Pays d'Arles : sur la route, les gendarmes gardent l’œil ouvert.

24 août 2020 à 6h40 par Patrick MONROE

RADIO CAMARGUE

Sur le bord de la route, hier, les automobilistes ont certainement aperçu une dizaine de gendarmes procédant à des contrôles de véhicules, aux alentours de Châteaurenard le matin, et au Sambuc l'après-midi. Après avoir constaté une augmentation du nombre d'accidents dans le secteur, la semaine dernière, la commandante Nassima Djebli a décidé de lancer le dispositif "police-route". "Ce dispositif permet d'être réactif quand on remarque ce genre d'incidents, explique la commandante de la gendarmerie d'Arles. On se place sur des lieux accidentogènes pour que les gens n'oublient pas qu'on est encore là."

Après la crise sanitaire et avec la fin du confinement, les automobilistes en vacances ont tendance à "oublier les dangers de la conduite", remarque-t-elle. C'est vraiment une opération de sensibilisation, où on leur rappelle les risques. Et puis, les automobilistes nous voient, ils en parlent autour d'eux, et ils restent prudents."

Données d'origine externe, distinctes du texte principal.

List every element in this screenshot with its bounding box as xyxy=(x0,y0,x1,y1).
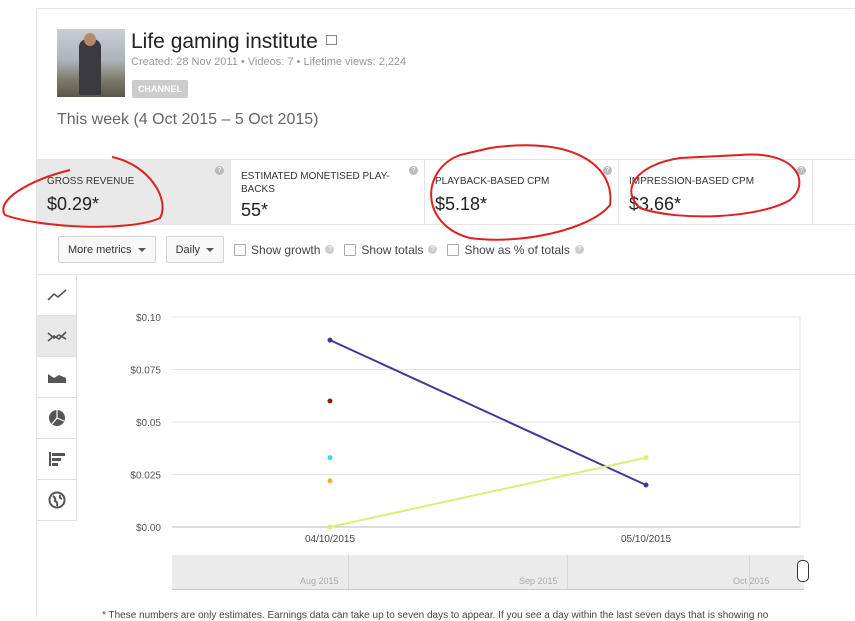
range-handle[interactable] xyxy=(797,560,809,582)
nav-label: Sep 2015 xyxy=(519,576,558,586)
date-range: This week (4 Oct 2015 – 5 Oct 2015) xyxy=(57,111,319,128)
x-tick-label: 05/10/2015 xyxy=(621,534,671,545)
series-line xyxy=(329,339,647,486)
line-chart-icon[interactable] xyxy=(37,275,77,316)
channel-avatar xyxy=(57,29,125,97)
help-icon[interactable]: ? xyxy=(325,245,335,254)
y-tick-label: $0.025 xyxy=(130,471,161,482)
x-tick-label: 04/10/2015 xyxy=(305,534,355,545)
metric-monetised-playbacks[interactable]: ? ESTIMATED MONETISED PLAY-BACKS 55* xyxy=(231,160,425,224)
help-icon[interactable]: ? xyxy=(428,245,438,254)
metric-impression-cpm[interactable]: ? IMPRESSION-BASED CPM $3.66* xyxy=(619,160,813,224)
nav-label: Aug 2015 xyxy=(300,576,339,586)
data-point xyxy=(327,337,333,343)
chart-type-selector xyxy=(37,275,77,521)
show-totals-checkbox[interactable]: Show totals? xyxy=(344,243,438,257)
channel-badge: CHANNEL xyxy=(132,80,188,98)
caret-down-icon xyxy=(137,247,146,252)
y-tick-label: $0.00 xyxy=(136,523,161,534)
timeline-navigator[interactable]: Aug 2015 Sep 2015 Oct 2015 xyxy=(172,555,809,590)
external-link-icon[interactable] xyxy=(325,35,337,45)
show-growth-checkbox[interactable]: Show growth? xyxy=(234,243,335,257)
channel-meta: Created: 28 Nov 2011 • Videos: 7 • Lifet… xyxy=(131,56,407,68)
divider xyxy=(37,274,855,275)
chart-controls: More metrics Daily Show growth? Show tot… xyxy=(58,236,584,263)
help-icon[interactable]: ? xyxy=(409,166,418,175)
metric-tabs: ? GROSS REVENUE $0.29* ? ESTIMATED MONETISE… xyxy=(37,159,855,225)
more-metrics-button[interactable]: More metrics xyxy=(58,236,156,263)
data-point xyxy=(643,482,649,488)
help-icon[interactable]: ? xyxy=(574,245,584,254)
data-point xyxy=(643,455,649,461)
series-line xyxy=(329,456,647,528)
data-point xyxy=(327,524,333,530)
data-point xyxy=(327,455,333,461)
bar-chart-icon[interactable] xyxy=(37,439,77,480)
y-tick-label: $0.05 xyxy=(136,418,161,429)
caret-down-icon xyxy=(206,247,215,252)
help-icon[interactable]: ? xyxy=(215,166,224,175)
metric-gross-revenue[interactable]: ? GROSS REVENUE $0.29* xyxy=(37,160,231,224)
data-point xyxy=(327,398,333,404)
channel-title[interactable]: Life gaming institute xyxy=(131,30,337,54)
multiline-chart-icon[interactable] xyxy=(37,316,77,357)
y-tick-label: $0.075 xyxy=(130,366,161,377)
revenue-chart: $0.00 $0.025 $0.05 $0.075 $0.10 04/10/2015 05/… xyxy=(130,313,801,545)
interval-dropdown[interactable]: Daily xyxy=(165,236,225,263)
stacked-area-icon[interactable] xyxy=(37,357,77,398)
footnote: * These numbers are only estimates. Earn… xyxy=(102,610,769,621)
show-pct-totals-checkbox[interactable]: Show as % of totals? xyxy=(447,243,584,257)
metric-playback-cpm[interactable]: ? PLAYBACK-BASED CPM $5.18* xyxy=(425,160,619,224)
help-icon[interactable]: ? xyxy=(603,166,612,175)
data-point xyxy=(327,478,333,484)
pie-chart-icon[interactable] xyxy=(37,398,77,439)
map-icon[interactable] xyxy=(37,480,77,521)
help-icon[interactable]: ? xyxy=(797,166,806,175)
nav-label: Oct 2015 xyxy=(733,576,770,586)
y-tick-label: $0.10 xyxy=(136,313,161,324)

Plusieurs opérations par jour sur tout le territoire

Pour les jours de chassé-croisé à venir, les gendarmes vont donc se placer plusieurs fois par jour sur des points stratégiques. Vendredi dernier, gendarmes et police nationale ont procédé à une opération de grosse envergure à Saint-Martin-de-Crau. "Les gens étaient surpris de nous voir, mais c'est aussi rassurant pour eux", conclut la militaire.

En moyenne, sur chaque point de contrôle, les gendarmes stoppent les chauffeurs d'une trentaine de véhicules pour vérifier leurs papiers et l'état de leur voiture ou de leur deux-roues. Les retards de contrôles techniques ou le défaut d'assurance sont les infractions les plus fréquemment observées par les militaires du Pays d'Arles.

Mais ils ne sont pas à l'abri de surprises. "C'est vraiment la loterie, explique un lieutenant réserviste. On va contrôler le véhicule pour une raison, et on va découvrir quelque chose d'autre." Il explique que les plaques d'immatriculations et permis de conduire sont entrés dans leurs tablettes, et il arrive que certains véhicules soient enregistrés comme volés ou que des chauffeurs soient recherchés par les forces de l'ordre. "Depuis les attentats (de 2015, Ndlr), on se montre plus vigilants, on remarque les comportements suspects, précise le lieutenant. Les contrôles se sont renforcés, d'autant plus depuis le Covid" et le confinement.

À la fin de la journée, une centaine de voitures auront été contrôlées. Si certaines, plus anciennes, peuvent interpeller les militaires car "il y aura plus de chances qu'il n'y ait pas eu de contrôle technique", la commandante Nassima Djebli affirme que tous les types d'automobiles et de deux roues sont arrêtés. "Les infractions, c'est dans n'importe quel véhicule."